The Riemann sum approximates the area between the graph of a function and the \(x\)-axis as a sum of areas of rectangles. Different methods of selecting the heights of the rectangles yield slightly different approximations; observe these differences and see how the sum changes as the number of rectangles used in the calculation changes. Compare the Riemann sum to estimates obtained using the trapezoidal rule and Simpson's rule.

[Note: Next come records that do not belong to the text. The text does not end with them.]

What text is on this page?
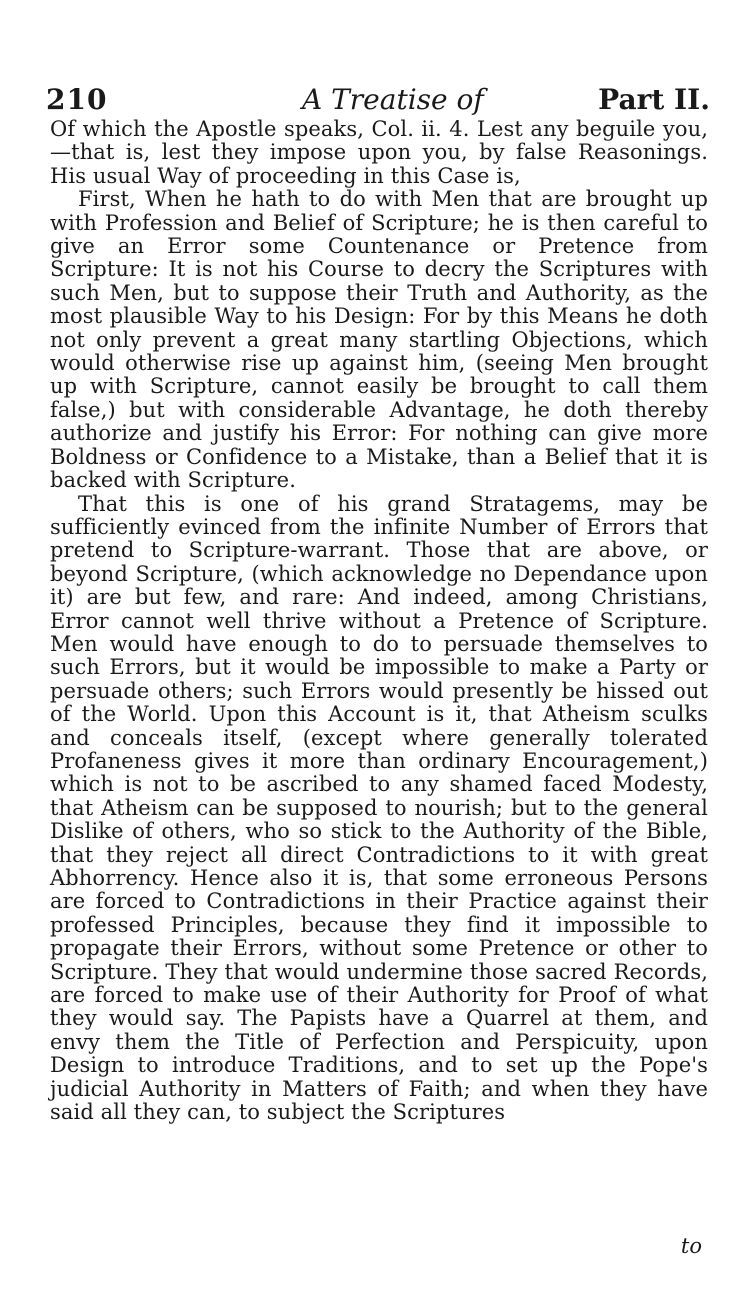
210	A Treatise of	Part II.

Of which the Apostle speaks, Col. ii. 4. Lest any beguile you,—that is, lest they impose upon you, by false Reasonings. His usual Way of proceeding in this Case is,

First, When he hath to do with Men that are brought up with Profession and Belief of Scripture; he is then careful to give an Error some Countenance or Pretence from Scripture: It is not his Course to decry the Scriptures with such Men, but to suppose their Truth and Authority, as the most plausible Way to his Design: For by this Means he doth not only prevent a great many startling Objections, which would otherwise rise up against him, (seeing Men brought up with Scripture, cannot easily be brought to call them false,) but with considerable Advantage, he doth thereby authorize and justify his Error: For nothing can give more Boldness or Confidence to a Mistake, than a Belief that it is backed with Scripture.

That this is one of his grand Stratagems, may be sufficiently evinced from the infinite Number of Errors that pretend to Scripture-warrant. Those that are above, or beyond Scripture, (which acknowledge no Dependance upon it) are but few, and rare: And indeed, among Christians, Error cannot well thrive without a Pretence of Scripture. Men would have enough to do to persuade themselves to such Errors, but it would be impossible to make a Party or persuade others; such Errors would presently be hissed out of the World. Upon this Account is it, that Atheism sculks and conceals itself, (except where generally tolerated Profaneness gives it more than ordinary Encouragement,) which is not to be ascribed to any shamed faced Modesty, that Atheism can be supposed to nourish; but to the general Dislike of others, who so stick to the Authority of the Bible, that they reject all direct Contradictions to it with great Abhorrency. Hence also it is, that some erroneous Persons are forced to Contradictions in their Practice against their professed Principles, because they find it impossible to propagate their Errors, without some Pretence or other to Scripture. They that would undermine those sacred Records, are forced to make use of their Authority for Proof of what they would say. The Papists have a Quarrel at them, and envy them the Title of Perfection and Perspicuity, upon Design to introduce Traditions, and to set up the Pope's judicial Authority in Matters of Faith; and when they have said all they can, to subject the Scriptures

to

Choose a function \(f(x)\) from a pull-down menu at lower left, and a method of selecting the heights of rectangles in a Riemann sum from the column of check boxes at bottom. The choices are "Min" (use the minimum value in each interval), "Max" (use the maximum value in each interval), the trapezoidal rule, Simpson's rule, and "Evaluation point". If "Evaluation point" is selected, a slider appears, on which to select the point in the each interval used to evaluate \(f(x)\). Selecting \(0.0\) gives the left end point evaluation; selecting \(1.0\) gives the right end point evaluation.

The main graphing window shows the graph of the selected function in cyan, and the Riemann sum rectangles in yellow. If "Evaluation point" is selected, the point at which the evaluation is performed is marked in each interval.

A cursor rollover invokes crosshairs and a readout of the coordinates. Depressing the mousekey suppresses them.

At right is a slider controlling \(\Delta x\) and the number of intervals, \(n\). The value of the corresponding Riemann sum is marked on the graphing window at right, above the value of \(\Delta x\). A readout of the value of the sum is given below.